In a statement released on April 21, 2020, the Federal Housing Finance Agency (FHFA) announced that mortgage servicers would only be required to advance four months of missed payments for Fannie Mae and Freddie Mac owned loans on CARES Act forbearance plans. After that four-month period, FHFA explained the servicers would be under “no further obligation to advance scheduled payments.” Importantly, this policy applies both to bank and nonbank servicers.
Servicers for Fannie Mae owned loans with a scheduled payment remittance generally must advance the principal and interest payment regardless of borrower payments. Freddie Mac servicers are only obligated to advance four months of missed borrower interest payments.
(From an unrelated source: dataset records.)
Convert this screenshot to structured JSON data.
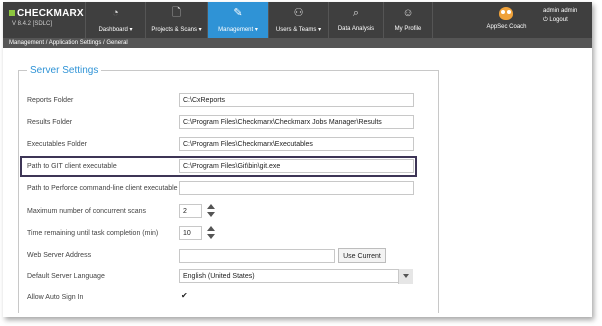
{
  "app": {
    "logo": "CHECKMARX",
    "version": "V 8.4.2  [SDLC]"
  },
  "nav": {
    "items": [
      {
        "label": "Dashboard",
        "icon": "dashboard-gauge-icon"
      },
      {
        "label": "Projects & Scans",
        "icon": "projects-scans-icon"
      },
      {
        "label": "Management",
        "icon": "wrench-icon"
      },
      {
        "label": "Users & Teams",
        "icon": "users-icon"
      },
      {
        "label": "Data Analysis",
        "icon": "magnifier-icon"
      },
      {
        "label": "My Profile",
        "icon": "profile-icon"
      }
    ],
    "coach": "AppSec Coach",
    "user": "admin admin",
    "logout": "Logout"
  },
  "breadcrumb": "Management / Application Settings / General",
  "section": {
    "title": "Server Settings"
  },
  "fields": {
    "reports_folder": {
      "label": "Reports Folder",
      "value": "C:\\CxReports"
    },
    "results_folder": {
      "label": "Results Folder",
      "value": "C:\\Program Files\\Checkmarx\\Checkmarx Jobs Manager\\Results"
    },
    "executables_folder": {
      "label": "Executables Folder",
      "value": "C:\\Program Files\\Checkmarx\\Executables"
    },
    "git_path": {
      "label": "Path to GIT client executable",
      "value": "C:\\Program Files\\Git\\bin\\git.exe"
    },
    "perforce_path": {
      "label": "Path to Perforce command-line client executable",
      "value": ""
    },
    "max_scans": {
      "label": "Maximum number of concurrent scans",
      "value": "2"
    },
    "time_remaining": {
      "label": "Time remaining until task completion (min)",
      "value": "10"
    },
    "web_server": {
      "label": "Web Server Address",
      "value": "",
      "button": "Use Current"
    },
    "language": {
      "label": "Default Server Language",
      "value": "English (United States)"
    },
    "auto_sign_in": {
      "label": "Allow Auto Sign In",
      "checked": "✔"
    }
  },
  "colors": {
    "topbar": "#3f3f3f",
    "active_nav": "#2f93d6",
    "section_title": "#2f93d6",
    "highlight_border": "#3d3556"
  }
}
FHFA’s announcement described the new limit for Fannie Mae loans as “consistent with the current policy at Freddie Mac.” The new limitation aligns with the opinion of Mark Calabria, director of FHFA, whose expectation is that “the overwhelming majority of people who take forbearance will be for two or three months and not 12 months.” Of course, the CARES Act permits borrowers with federally backed loans to forbear their payments up to 12 months with only an attestation as to financial distress caused in whole or part by COVID-19.
Calabria explained, “[t]he four-month servicer advance obligation limit for loans in forbearance provides stability and clarity to the $5 trillion Enterprise-backed housing finance market” and “[m]ortgage servicers can now plan for exactly how long they will need to advance principal and interest payments on loans for which borrowers have not made their monthly payment.”
This relief from FHFA is critical as nearly three million homeowners (almost 6% of all home loans) have already sought forbearances, and the industry expects those numbers to continue to climb.
The Mortgage Bankers Association (MBA) commented that FHFA’s announcement “is an important step in reducing the maximum liquidity demands for servicers who are providing mortgage payment forbearance for borrowers who have a pandemic-related hardship, and we appreciate FHFA’s action.” The MBA reiterated, however, “the need for Treasury and the Federal Reserve to create a liquidity facility for those servicers who need it in order to continue to make payments to investors, municipalities, and insurers on behalf of borrowers who have been granted forbearance required” by the CARES Act.